Ha vinto le elezioni presidenziali del 2015 con una percentuale confortante per lui – il 97,7% – e a dir poco inquietante per chiunque abbia a cuore la democrazia. Ha fatto erigere statue che lo esaltano a ogni piè sospinto (le ultime due solo nei giorni scorsi) in Kazakistan, il Paese che ha guidato per trent’anni esatti con il pugno di ferro tipico dei dittatori più spietati. Eppure adesso l’ex presidente-padrone Nursultan Nazarbayev, 81 anni, conquista i riflettori di un film documentario lungo 8 ore firmato Oliver Stone.
Il lavoro, intitolato Qazaq: History of the Golden Man (Storia dell’uomo d’oro) è stato introdotto da un tweet in cui il regista definisce l’ex leader kazako «a modest man», una persona semplice, insomma, persino moderata nell’accezione inglese del termine. Davvero troppo anche per il regista americano con un passato da militare, che nonostante i due Oscar per Platoon e Nato il quattro luglio finisce ora sotto attacco per la sospetta compiacenza con gli uomini forti del pianeta.
«Chiamate #Nazarbayev come volete: dittatore, uomo forte, tiranno, fondatore – ha scritto Stone sul suo account Twitter – Lo troverete un uomo semplice, che spiega la fine dell’impero #sovietico e la transizione del suo importante paese verso una nazione indipendente, che include l’eliminazione delle sue armi nucleari». Peccato che per realizzare il suo lavoro il cineasta statunitense non abbia avvertito la spinta di sentire qualche oppositore. Il film «è ovviamente parte dell’incessante culto della personalità di Nazarbayev», ha affermato al quotidiano britannico Guardian Joanna Lillis, giornalista che vive e racconta il Kazakistan da anni e ha scritto un libro sui lati oscuri del Paese. Lillis è convinta che il lavoro di Stone alla fine contribuirà alla propaganda del leader, un modo «per lucidare la sua reputazione e la sua eredità» anche agli occhi degli spettatori stranieri a cui l’opera è rivolta. Dello stesso parere anche Vyacheslav Abramov, fondatore del sito di informazione indipendente Vlast.kz, che sempre al Guardian ha spiegato: «Ovviamente Stone non voleva fare un film onesto sul Kazakistan. Non era il suo obiettivo. È un propagandista comune, e penso, vergognoso. Almeno, questo è ciò in cui si è trasformato».

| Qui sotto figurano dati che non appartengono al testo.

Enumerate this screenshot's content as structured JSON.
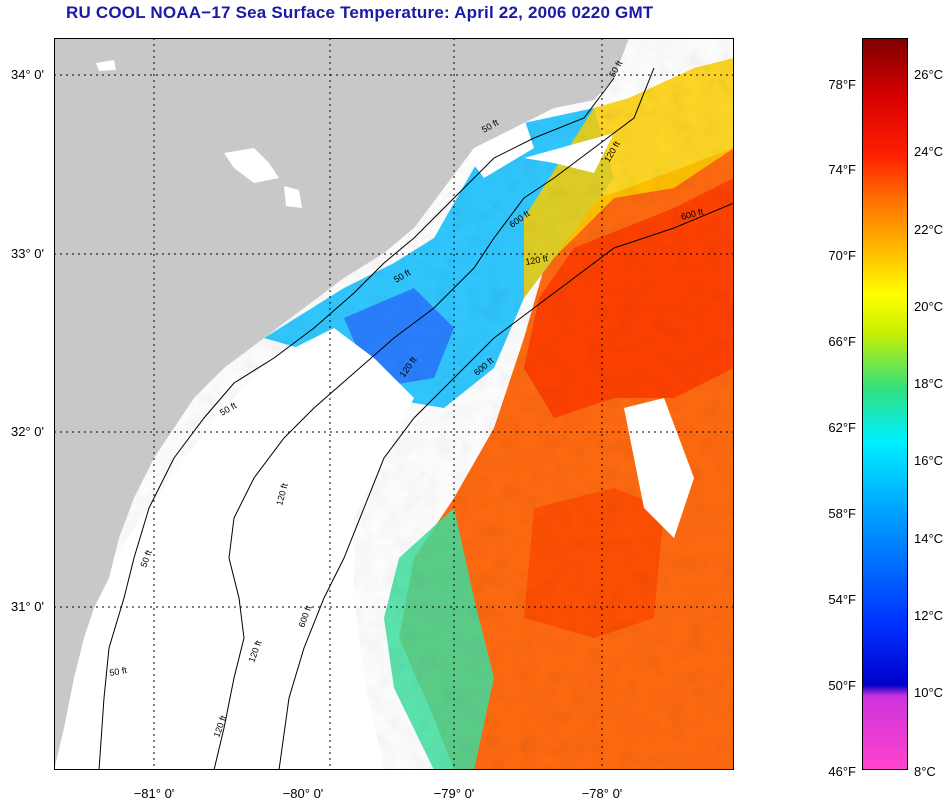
{
  "title": "RU COOL  NOAA−17  Sea Surface Temperature:  April 22, 2006 0220 GMT",
  "lat_labels": [
    "34° 0'",
    "33° 0'",
    "32° 0'",
    "31° 0'"
  ],
  "lon_labels": [
    "−81° 0'",
    "−80° 0'",
    "−79° 0'",
    "−78° 0'"
  ],
  "contour_labels": [
    "50 ft",
    "120 ft",
    "600 ft",
    "50 ft",
    "120 ft",
    "600 ft",
    "50 ft",
    "120 ft",
    "600 ft",
    "120 ft",
    "50 ft",
    "50 ft",
    "120 ft",
    "600 ft",
    "50 ft",
    "120 ft"
  ],
  "colorbar": {
    "fahrenheit": [
      "78°F",
      "74°F",
      "70°F",
      "66°F",
      "62°F",
      "58°F",
      "54°F",
      "50°F",
      "46°F"
    ],
    "celsius": [
      "26°C",
      "24°C",
      "22°C",
      "20°C",
      "18°C",
      "16°C",
      "14°C",
      "12°C",
      "10°C",
      "8°C"
    ]
  },
  "colors": {
    "land": "#c8c8c8",
    "no_data": "#ffffff",
    "warm": "#ff5a00",
    "mid": "#ffd000",
    "cool": "#30d8ff",
    "cold": "#1060ff",
    "title": "#1a1aa6"
  }
}
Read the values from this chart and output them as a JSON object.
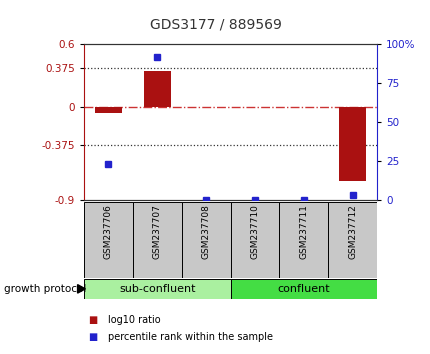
{
  "title": "GDS3177 / 889569",
  "samples": [
    "GSM237706",
    "GSM237707",
    "GSM237708",
    "GSM237710",
    "GSM237711",
    "GSM237712"
  ],
  "log10_ratio": [
    -0.06,
    0.34,
    0.0,
    0.0,
    0.0,
    -0.72
  ],
  "percentile_rank": [
    23,
    92,
    0,
    0,
    0,
    3
  ],
  "ylim_left": [
    -0.9,
    0.6
  ],
  "ylim_right": [
    0,
    100
  ],
  "yticks_left": [
    -0.9,
    -0.375,
    0,
    0.375,
    0.6
  ],
  "ytick_labels_left": [
    "-0.9",
    "-0.375",
    "0",
    "0.375",
    "0.6"
  ],
  "yticks_right": [
    0,
    25,
    50,
    75,
    100
  ],
  "ytick_labels_right": [
    "0",
    "25",
    "50",
    "75",
    "100%"
  ],
  "hlines": [
    0.375,
    -0.375
  ],
  "bar_color": "#aa1111",
  "dot_color": "#2222cc",
  "zero_line_color": "#cc3333",
  "hline_color": "#333333",
  "sub_confluent_color": "#aaf0a0",
  "confluent_color": "#44dd44",
  "group_label": "growth protocol",
  "legend_items": [
    {
      "label": "log10 ratio",
      "color": "#aa1111"
    },
    {
      "label": "percentile rank within the sample",
      "color": "#2222cc"
    }
  ],
  "bar_width": 0.55,
  "sample_bg_color": "#c8c8c8",
  "title_color": "#333333"
}
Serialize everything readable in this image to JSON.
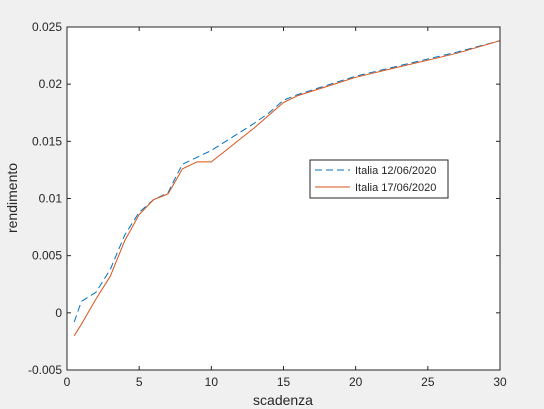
{
  "chart_data": {
    "type": "line",
    "title": "",
    "xlabel": "scadenza",
    "ylabel": "rendimento",
    "xlim": [
      0,
      30
    ],
    "ylim": [
      -0.005,
      0.025
    ],
    "xticks": [
      0,
      5,
      10,
      15,
      20,
      25,
      30
    ],
    "xtick_labels": [
      "0",
      "5",
      "10",
      "15",
      "20",
      "25",
      "30"
    ],
    "yticks": [
      -0.005,
      0,
      0.005,
      0.01,
      0.015,
      0.02,
      0.025
    ],
    "ytick_labels": [
      "-0.005",
      "0",
      "0.005",
      "0.01",
      "0.015",
      "0.02",
      "0.025"
    ],
    "grid": false,
    "legend_position": "right",
    "series": [
      {
        "name": "Italia 12/06/2020",
        "color": "#0072bd",
        "style": "dashed",
        "x": [
          0.5,
          1,
          2,
          3,
          4,
          5,
          6,
          7,
          7.5,
          8,
          9,
          10,
          11,
          12,
          13,
          14,
          15,
          16,
          17,
          18,
          19,
          20,
          22,
          25,
          27,
          30
        ],
        "y": [
          -0.0008,
          0.001,
          0.0018,
          0.0038,
          0.0068,
          0.0088,
          0.0099,
          0.0105,
          0.0118,
          0.013,
          0.0136,
          0.0142,
          0.015,
          0.0158,
          0.0166,
          0.0175,
          0.0186,
          0.0191,
          0.0195,
          0.0199,
          0.0203,
          0.0207,
          0.0213,
          0.0222,
          0.0228,
          0.0238
        ]
      },
      {
        "name": "Italia 17/06/2020",
        "color": "#d95319",
        "style": "solid",
        "x": [
          0.5,
          1,
          2,
          3,
          4,
          5,
          6,
          7,
          7.5,
          8,
          9,
          10,
          11,
          12,
          13,
          14,
          15,
          16,
          17,
          18,
          19,
          20,
          22,
          25,
          27,
          30
        ],
        "y": [
          -0.002,
          -0.001,
          0.0012,
          0.0032,
          0.0063,
          0.0086,
          0.0099,
          0.0104,
          0.0115,
          0.0126,
          0.0132,
          0.0132,
          0.0142,
          0.0152,
          0.0162,
          0.0173,
          0.0184,
          0.019,
          0.0194,
          0.0198,
          0.0202,
          0.0206,
          0.0212,
          0.0221,
          0.0227,
          0.0238
        ]
      }
    ]
  }
}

Incalzato sull’argomento dalla testata britannica, Stone ha replicato secco direttamente dal Kazakistan: «Non ho intenzione di dare lezioni a queste persone su come gestire il loro paese e come gestire una democrazia». Poi l’elogio del leader kazako: «Dategli credito per aver costruito il paese, aver mantenuto la pace e non averlo trasformato in un mucchio di spazzatura come l’Ucraina». Infine la battuta al vetriolo sul proprio Paese: «La democrazia funziona a stento negli Stati Uniti». Ma i commenti del regista sulla Rivoluzione ucraina del 2014 – «un complotto della Cia» – la difesa dell’ex presidente Viktor Yanukovych, lo spazio dedicato alla versione filorussa dei fatti, e la condiscendenza con cui ha dato credito in diverse interviste, all’interno dei suoi lavori, al presidente russo Vladimir Putin e allo stesso Yanukovych comincia a spaventare chi si batte contro le dittature nei propri Paesi e vede nel regista americano un importante strumento della peggiore propaganda di molti pericolosi dittatori internazionali. Da Fidel Castro, a cui ha dedicato tre documentari, ai sette presidenti dell’America Latina, inclusi il boliviano Evo Morales e il venezuelano Hugo Chavez, Stone comincia a insospettire per la scelta di lasciare tanto margine agli uomini forti di certi Paesi, senza darne abbastanza a chi subisce la negazione delle proprie libertà. Lui se ne infischia e tira dritto per la sua strada: «Che c’è di sbagliato nel celebrare i trent’anni in carica di Nazarbayev?».